The dropped “h” betrayed her.

“And when did you leave England?” I said.

“Summer of ‘84. I am Dorset,” she said. “The Mormon agent was very good to us, and we was very poor. Now we’re better off — my father, an’ mother, an’ me.”

“Then you like the State?”

She misunderstood at first.

“Oh, I ain’t livin’ in the state of polygamy. Not me, yet. I ain’t married. I like where I am. I’ve got things o’ my own — and some land.”

“But I suppose you will —”

“Not me. I ain’t like them Swedes an’ Danes. I ain’t got nothin’ to say for or against polygamy. It’s the elders’ business, an’ between you an’ me, I don’t think it’s going on much longer. You’ll ‘ear them in the ’ouse to-morrer talkin’ as if it was spreadin’ all over America. The Swedes, they think it his. I know it hisn’t.”

“But you’ve got your land all right?”

“Oh, yes; we’ve got our land, an’ we never say aught against polygamy, o’ course — father, an’ mother, an’ me.”

On a table-land overlooking all the city stands the United States garrison of infantry and artillery.
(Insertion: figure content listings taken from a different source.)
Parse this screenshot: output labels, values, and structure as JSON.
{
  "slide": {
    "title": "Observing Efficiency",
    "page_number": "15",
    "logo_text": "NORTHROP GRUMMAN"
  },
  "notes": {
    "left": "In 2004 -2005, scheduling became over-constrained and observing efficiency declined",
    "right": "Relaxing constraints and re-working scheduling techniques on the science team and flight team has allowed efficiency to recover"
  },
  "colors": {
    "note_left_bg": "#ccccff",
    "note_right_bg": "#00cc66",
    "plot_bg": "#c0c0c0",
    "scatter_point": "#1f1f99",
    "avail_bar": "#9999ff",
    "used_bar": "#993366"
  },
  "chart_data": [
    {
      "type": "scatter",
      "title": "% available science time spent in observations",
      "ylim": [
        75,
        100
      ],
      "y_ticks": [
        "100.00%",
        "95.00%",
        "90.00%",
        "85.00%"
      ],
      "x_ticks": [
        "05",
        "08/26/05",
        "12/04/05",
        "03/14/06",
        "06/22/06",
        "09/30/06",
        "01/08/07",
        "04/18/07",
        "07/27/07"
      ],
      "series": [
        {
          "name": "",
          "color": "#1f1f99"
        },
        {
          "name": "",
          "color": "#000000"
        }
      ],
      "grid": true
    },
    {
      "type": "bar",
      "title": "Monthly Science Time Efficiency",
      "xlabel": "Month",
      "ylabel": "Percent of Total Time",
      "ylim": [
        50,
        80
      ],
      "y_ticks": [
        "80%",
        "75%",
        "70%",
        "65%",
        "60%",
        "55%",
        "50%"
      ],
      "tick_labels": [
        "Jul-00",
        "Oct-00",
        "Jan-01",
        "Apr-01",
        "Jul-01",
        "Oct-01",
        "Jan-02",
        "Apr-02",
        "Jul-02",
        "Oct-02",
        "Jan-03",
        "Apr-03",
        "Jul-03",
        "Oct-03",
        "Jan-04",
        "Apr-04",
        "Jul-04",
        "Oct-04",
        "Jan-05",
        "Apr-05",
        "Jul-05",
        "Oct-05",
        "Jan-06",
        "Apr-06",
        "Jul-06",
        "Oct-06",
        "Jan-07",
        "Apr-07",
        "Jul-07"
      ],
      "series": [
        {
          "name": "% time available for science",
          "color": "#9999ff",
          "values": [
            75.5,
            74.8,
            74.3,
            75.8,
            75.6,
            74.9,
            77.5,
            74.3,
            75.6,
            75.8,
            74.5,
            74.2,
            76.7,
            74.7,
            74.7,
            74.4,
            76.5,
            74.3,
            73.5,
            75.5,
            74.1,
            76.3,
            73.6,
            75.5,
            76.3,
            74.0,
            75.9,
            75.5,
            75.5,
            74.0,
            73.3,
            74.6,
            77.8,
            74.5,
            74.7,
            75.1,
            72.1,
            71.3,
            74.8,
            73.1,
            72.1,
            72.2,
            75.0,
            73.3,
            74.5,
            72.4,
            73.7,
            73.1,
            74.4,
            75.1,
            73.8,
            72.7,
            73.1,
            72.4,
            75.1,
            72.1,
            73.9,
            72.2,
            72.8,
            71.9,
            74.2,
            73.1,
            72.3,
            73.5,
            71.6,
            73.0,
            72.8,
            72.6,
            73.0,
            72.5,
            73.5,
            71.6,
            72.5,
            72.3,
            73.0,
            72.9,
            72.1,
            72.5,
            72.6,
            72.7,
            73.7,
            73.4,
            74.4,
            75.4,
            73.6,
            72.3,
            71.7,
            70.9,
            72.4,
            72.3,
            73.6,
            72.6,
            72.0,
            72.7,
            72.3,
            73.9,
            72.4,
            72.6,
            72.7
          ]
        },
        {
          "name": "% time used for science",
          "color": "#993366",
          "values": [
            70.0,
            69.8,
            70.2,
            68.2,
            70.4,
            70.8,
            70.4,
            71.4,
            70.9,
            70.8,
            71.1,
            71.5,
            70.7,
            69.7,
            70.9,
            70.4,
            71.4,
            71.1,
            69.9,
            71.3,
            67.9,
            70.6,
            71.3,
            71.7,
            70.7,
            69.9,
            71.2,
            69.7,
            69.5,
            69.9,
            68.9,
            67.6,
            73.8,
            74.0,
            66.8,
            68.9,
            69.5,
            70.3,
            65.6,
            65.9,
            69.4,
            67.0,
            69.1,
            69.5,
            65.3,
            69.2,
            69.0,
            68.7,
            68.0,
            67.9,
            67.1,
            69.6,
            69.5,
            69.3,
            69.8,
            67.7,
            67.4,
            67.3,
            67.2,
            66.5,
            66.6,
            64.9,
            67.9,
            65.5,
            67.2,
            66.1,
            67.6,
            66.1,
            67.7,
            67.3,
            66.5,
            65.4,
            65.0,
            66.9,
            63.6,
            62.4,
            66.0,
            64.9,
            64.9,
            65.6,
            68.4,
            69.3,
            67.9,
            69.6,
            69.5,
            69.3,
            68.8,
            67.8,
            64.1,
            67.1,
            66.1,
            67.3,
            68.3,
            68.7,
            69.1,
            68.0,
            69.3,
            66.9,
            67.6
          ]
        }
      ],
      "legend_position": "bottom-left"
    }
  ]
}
The State of Utah can do nearly anything it pleases until that much-to-be-desired hour when the Gentile vote shall quietly swamp out Mormonism; but the garrison is kept there in case of accidents. The big, shark-mouthed, pig-eared, heavy-boned farmers sometimes take to their creed with wildest fanaticism, and in past years have made life excessively unpleasant for the Gentile when he was few in the land. But today, so far from killing openly or secretly, or burning Gentile farms, it is all the Mormon dare do to feebly try to boycott the interloper. His journals preach defiance to the United States Government, and in the Tabernacle on a Sunday the preachers follow suit.

When I went there, the place was full of people who would have been much better for a washing.

A man rose up and told them that they were the chosen of God, the elect of Israel; that they were to obey their priests, and that there was a good time coming. I fancy that they had heard all this before so many times it produced no impression whatever, even as the sublimest mysteries of another faith lose salt through constant iteration. They breathed heavily through their noses, and stared straight in front of them — impassive as flat fish.